更是没有一丁点鱼腥味!
“这真的是鱼肉吗?”
“嗯。”
裴延聿将她面前的一块豆腐夹入盘子里,“再试试这个。”
她在相府体验到了许多前所未有的,甚至,也是生平以来第一次知晓,原来鱼肉还有这么多做法!

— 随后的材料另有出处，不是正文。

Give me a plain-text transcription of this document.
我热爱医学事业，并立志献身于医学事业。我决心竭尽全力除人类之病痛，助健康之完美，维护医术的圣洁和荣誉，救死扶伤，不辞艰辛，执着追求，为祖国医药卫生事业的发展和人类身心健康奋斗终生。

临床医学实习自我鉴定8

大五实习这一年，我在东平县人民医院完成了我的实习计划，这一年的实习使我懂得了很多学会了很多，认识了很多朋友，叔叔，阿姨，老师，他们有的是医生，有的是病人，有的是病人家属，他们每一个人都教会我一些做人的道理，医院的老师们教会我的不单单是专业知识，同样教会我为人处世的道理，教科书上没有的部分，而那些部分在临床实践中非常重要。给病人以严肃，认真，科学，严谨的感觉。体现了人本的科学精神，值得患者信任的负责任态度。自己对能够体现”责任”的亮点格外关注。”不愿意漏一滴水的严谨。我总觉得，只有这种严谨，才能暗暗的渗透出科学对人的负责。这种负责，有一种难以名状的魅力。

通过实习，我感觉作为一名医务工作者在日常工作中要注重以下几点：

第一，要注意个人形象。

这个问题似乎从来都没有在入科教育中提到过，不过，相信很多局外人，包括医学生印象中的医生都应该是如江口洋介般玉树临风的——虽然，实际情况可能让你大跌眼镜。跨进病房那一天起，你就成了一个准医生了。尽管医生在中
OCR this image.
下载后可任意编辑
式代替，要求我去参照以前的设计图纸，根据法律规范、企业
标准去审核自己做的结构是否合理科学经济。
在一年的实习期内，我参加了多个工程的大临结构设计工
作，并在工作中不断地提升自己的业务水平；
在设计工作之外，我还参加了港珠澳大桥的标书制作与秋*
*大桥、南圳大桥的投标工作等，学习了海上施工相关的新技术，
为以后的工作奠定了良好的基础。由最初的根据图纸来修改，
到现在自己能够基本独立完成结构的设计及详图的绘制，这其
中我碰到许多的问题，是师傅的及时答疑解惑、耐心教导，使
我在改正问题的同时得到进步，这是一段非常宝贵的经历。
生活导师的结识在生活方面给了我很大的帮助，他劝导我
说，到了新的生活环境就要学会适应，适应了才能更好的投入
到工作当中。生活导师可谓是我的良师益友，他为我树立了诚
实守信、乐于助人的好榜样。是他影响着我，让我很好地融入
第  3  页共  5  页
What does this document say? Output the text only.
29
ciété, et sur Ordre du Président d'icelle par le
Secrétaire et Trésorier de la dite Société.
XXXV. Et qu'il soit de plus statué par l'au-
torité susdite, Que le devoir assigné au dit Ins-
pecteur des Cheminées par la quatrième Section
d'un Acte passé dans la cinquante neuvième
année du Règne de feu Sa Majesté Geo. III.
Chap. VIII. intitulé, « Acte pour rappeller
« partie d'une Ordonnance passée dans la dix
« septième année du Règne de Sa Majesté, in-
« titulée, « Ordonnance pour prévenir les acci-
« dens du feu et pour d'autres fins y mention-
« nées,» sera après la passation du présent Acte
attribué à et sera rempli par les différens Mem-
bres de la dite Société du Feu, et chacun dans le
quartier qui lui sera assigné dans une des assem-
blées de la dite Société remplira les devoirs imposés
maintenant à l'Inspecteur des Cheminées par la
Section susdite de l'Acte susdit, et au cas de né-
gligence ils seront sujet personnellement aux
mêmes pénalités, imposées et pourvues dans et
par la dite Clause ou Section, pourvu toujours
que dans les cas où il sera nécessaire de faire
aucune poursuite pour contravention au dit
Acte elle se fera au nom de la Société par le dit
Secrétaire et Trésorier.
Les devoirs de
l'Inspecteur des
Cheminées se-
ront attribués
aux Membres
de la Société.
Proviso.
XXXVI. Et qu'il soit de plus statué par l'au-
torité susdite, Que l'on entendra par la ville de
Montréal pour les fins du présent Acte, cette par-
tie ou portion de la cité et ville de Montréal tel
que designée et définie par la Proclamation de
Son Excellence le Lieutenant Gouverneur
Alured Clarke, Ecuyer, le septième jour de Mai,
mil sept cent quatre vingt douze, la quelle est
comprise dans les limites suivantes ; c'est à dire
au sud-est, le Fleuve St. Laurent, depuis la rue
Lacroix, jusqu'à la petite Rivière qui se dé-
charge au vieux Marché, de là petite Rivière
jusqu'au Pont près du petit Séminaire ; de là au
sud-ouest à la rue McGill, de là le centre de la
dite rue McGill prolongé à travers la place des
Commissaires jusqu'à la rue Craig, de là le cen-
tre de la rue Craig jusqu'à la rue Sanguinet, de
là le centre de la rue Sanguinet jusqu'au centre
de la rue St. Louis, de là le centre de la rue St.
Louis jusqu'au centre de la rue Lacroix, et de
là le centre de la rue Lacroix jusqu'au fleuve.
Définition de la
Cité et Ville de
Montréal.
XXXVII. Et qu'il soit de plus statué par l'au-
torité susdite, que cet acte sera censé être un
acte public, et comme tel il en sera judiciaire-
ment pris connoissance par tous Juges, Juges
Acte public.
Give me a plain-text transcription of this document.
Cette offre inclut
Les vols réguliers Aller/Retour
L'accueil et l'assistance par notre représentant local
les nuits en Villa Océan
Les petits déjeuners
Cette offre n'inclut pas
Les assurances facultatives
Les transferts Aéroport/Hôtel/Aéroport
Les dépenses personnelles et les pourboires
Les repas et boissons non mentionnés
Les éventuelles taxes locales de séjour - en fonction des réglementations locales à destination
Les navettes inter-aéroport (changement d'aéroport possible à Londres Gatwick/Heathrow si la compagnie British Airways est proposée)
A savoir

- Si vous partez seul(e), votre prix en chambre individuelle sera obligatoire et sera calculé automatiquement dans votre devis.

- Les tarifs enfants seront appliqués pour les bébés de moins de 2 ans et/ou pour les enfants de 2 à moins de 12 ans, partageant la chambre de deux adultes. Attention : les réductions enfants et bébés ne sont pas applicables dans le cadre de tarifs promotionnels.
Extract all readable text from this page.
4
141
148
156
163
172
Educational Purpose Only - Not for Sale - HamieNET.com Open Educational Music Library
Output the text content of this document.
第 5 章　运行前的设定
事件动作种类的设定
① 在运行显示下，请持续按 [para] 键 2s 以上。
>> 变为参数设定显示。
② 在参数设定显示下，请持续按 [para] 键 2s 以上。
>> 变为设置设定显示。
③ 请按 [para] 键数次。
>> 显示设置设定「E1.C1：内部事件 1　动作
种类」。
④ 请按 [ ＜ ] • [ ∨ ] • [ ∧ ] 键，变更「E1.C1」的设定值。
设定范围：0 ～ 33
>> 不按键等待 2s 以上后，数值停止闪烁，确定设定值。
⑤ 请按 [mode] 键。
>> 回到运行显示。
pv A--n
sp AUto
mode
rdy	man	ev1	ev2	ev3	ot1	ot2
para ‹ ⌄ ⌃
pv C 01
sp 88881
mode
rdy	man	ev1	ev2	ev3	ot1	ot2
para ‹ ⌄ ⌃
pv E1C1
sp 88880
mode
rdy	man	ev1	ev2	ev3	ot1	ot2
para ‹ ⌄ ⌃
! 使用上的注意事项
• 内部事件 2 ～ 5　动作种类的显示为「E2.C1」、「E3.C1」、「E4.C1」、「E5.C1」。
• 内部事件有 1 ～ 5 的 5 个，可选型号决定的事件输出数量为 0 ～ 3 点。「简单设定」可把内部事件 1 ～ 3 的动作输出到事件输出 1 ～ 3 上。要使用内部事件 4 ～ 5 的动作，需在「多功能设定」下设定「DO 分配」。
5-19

待到江稚鱼吃饱喝足后,裴延聿又特意命人从后院取来了面纱和斗笠:“和我出行,戴着这个总归是要好一点。”
他这是,在避嫌?
江稚鱼思忖片刻,却也是该避嫌,毕竟如今的裴延聿位居高位,又有着那么多双眼睛盯着他。
这些天来,她总是从偏门溜入相府,难不成是被人觉察?
男子那双狭长深邃的凤眸落在她的身上,仿佛洞悉她的心思一般,“想什么呢,只是先前黑市上的一场刺杀,今时今日仍旧让我心有余悸,所以,为了确保你的安危……”
“这样啊。”
她声线绵软,略有些迟钝的低声应答着。
他们二人并未乘车出行,而是从相府的后门走路出去。
裴延聿还特意屏退了身边的小厮,只留下了南浔一人。
不远处一抹熟悉的身影正在凉棚下坐着饮茶。
顾霆宇这人从塞外回来,养成了无拘无束的脾性,他可以在茶楼与人对酒当歌,也能在这市井街头的小摊上坐着吃茶。
他一双眼睛直勾勾的锁在裴延聿与江稚鱼的身上。
一眼就认出了戴着斗笠面纱的是江稚鱼。
“他们两个人打扮成这样,鬼鬼祟祟的,这是打算要做什么去?”
顾霆宇随手扔给了小摊二两碎银子,接着快步跟在裴延聿与江稚鱼的身后。
西市那边人群繁杂,熙熙攘攘的人流之下,还有许多从异域来的稀奇小物白摆在地上。
最是让江稚鱼欢喜的,便是地上脏兮兮的小狸猫。
“找到了,就是这个!”
她惊喜回眸看向了裴延聿。
深情灼灼的目光,也正透过面纱朝着她的这处看来。
二人对视之际,微风拂过,轻轻吹动了江稚鱼的面纱。
裴延聿薄唇上扬,露出一抹笑意,“你喜欢就好,脏是脏了点,我先带回去让人洗干净,再给你送回府上。”
躲在暗处的顾霆宇瞧着眼前这一幕,简直是看呆了眼!
他什么时候见到过裴延聿笑容这么灿烂?
裴延聿在外,人送外号冷面杀神,说他是人间活修罗!
面对北疆一带叛乱者,他更是对皇帝谏言,应当以儆效尤,杀无赦!不分老男女老少一律不留活口!
现在却单手拎着一只脏兮兮的狸奴,这般跟在江稚鱼的身后。
江稚鱼瞧着前面还有卖脚踝佩戴的铃铛,她感到好奇:“这,一步一响,还蛮有趣的……”
“这是异域奴隶身上佩戴的配饰。”
裴延聿抬眸睨了那摊位上的小贩一眼,“却被你说成什么男子送给女子的定情信物?”
小贩被他这一记冷肃的目光震慑到,忙不迭的开口辩解着:“这位公子,小的也是从西边弄来的东西,也不晓得他们是什么规矩,您有怪莫怪啊……要不,您看看这个双响环,双想环,就当小的送给您和您夫人!这个是寓意不错!”